In a bid to restore a measure of integrity to the judicial arm of government that has lately come under serious scrutiny, the National Judicial Council (NJC) last week recommended for dismissal the Presiding Justice, Court of Appeal, Ilorin Division, Justice Mohammed Ladan Tsamiya; the Chief Judge of Enugu State, Justice I. A. Umezulike and a judge of the Kano State High Court, Justice Kabiru M. Auta. The three men were found guilty of breaching the codes of conduct for judicial officers and the NJC statement was very detailed about the weighty nature of the allegations against them which reportedly were proved.

To the extent that such disciplinary action against erring judges and magistrates should be routinely carried out to salvage the bench from moral degeneracy, we commend the efforts of the NJC to put an end to judicial rascality in our country. Yet, we must also reiterate the point we have made on this page on several occasions: when our judiciary is perverted by the very people who should maintain its integrity, the inevitable outcome is bare-faced injustice and ultimately, anarchy. That is why the efforts of the NJC are in the right direction.
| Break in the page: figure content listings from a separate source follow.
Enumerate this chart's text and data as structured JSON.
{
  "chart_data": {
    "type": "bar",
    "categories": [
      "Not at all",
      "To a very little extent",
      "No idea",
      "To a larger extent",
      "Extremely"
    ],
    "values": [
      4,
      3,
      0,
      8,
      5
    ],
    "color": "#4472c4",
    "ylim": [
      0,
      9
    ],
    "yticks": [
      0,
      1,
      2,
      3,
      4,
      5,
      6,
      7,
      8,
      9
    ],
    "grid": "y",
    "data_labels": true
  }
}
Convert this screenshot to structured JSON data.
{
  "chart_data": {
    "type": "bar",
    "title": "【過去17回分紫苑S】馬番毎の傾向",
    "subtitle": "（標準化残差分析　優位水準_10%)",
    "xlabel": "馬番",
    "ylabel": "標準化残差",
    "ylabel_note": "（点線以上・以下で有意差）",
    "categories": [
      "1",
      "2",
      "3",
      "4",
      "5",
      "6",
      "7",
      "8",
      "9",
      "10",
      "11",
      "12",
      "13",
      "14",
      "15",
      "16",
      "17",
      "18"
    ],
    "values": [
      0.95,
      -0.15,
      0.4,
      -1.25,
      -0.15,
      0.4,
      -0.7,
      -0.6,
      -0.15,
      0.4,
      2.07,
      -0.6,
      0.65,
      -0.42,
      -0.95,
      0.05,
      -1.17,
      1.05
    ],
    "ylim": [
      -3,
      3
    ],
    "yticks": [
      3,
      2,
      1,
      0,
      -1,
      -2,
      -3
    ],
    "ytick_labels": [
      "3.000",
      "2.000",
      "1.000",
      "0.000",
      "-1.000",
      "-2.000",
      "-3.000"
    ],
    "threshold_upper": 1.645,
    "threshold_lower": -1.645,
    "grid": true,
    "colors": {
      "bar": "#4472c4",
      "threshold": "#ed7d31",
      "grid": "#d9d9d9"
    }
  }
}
However, we must nonetheless express our concern about the growing number of judges who abuse their trust. According to the Chief Justice of Nigeria (CJN), Justice Mahmud Mohammed, within the last five years, no fewer than 64 out of about 1,020 judges of courts of record were penalised for unethical conducts, ranging from falsification of age to deliberate perversion of the course of justice. “While the judiciary has been in the spotlight of public scrutiny, we continue to take active steps towards sanitising the bench. Where petitions are received in respect of judicial officers, they are promptly investigated via internal procedures put in place by the National Judicial Council and where culpable, such officers are disciplined in accordance with established procedures”, the CJN said.

In the past, it was the military that was emasculating the judiciary with ouster clauses and draconian decrees. But today, those bringing shame upon the institution are the same custodians charged with maintaining its integrity and prestige. Indeed, the crisis of credibility afflicting the country’s judiciary in the last few months has taken a serious toll on the institution. Its image in the eyes of many Nigerians is now severely battered. Restoring this credibility has therefore become the task of all the relevant stakeholders.

To the extent that the function of law as instrument of social engineering is made difficult by the corruption of judges, our men and women on the bench should desist from anything which robs the institution of its impartiality, fairness and independence. But while there are serious issues of corruption in the judiciary that must be dealt with, it is also obvious that cleansing the Augean Stables is beyond what the NJC alone can handle. Indeed, the CJN lamented recently that while erring judges were being weeded out, “public officials and persons, who benefit from corrupting judicial officers, are never investigated, apprehended or even prosecuted, even though the judiciary disciplines its own.”

Therefore, we urge the Nigerian Bar Association (NBA) to as well focus its searchlight on its own members many of whom facilitate bribes to judges. Court registrars who extort money from litigants and lawyers should also be exposed and brought to justice. All court staffers extorting money from litigants before rendering them administrative services due to them should be brought to justice as well. NJC should recommend to the NBA to discipline the lawyers involved in forum shopping while the Senior Advocates of Nigeria among them should be sanctioned by the Legal Practitioners Privileges Committee.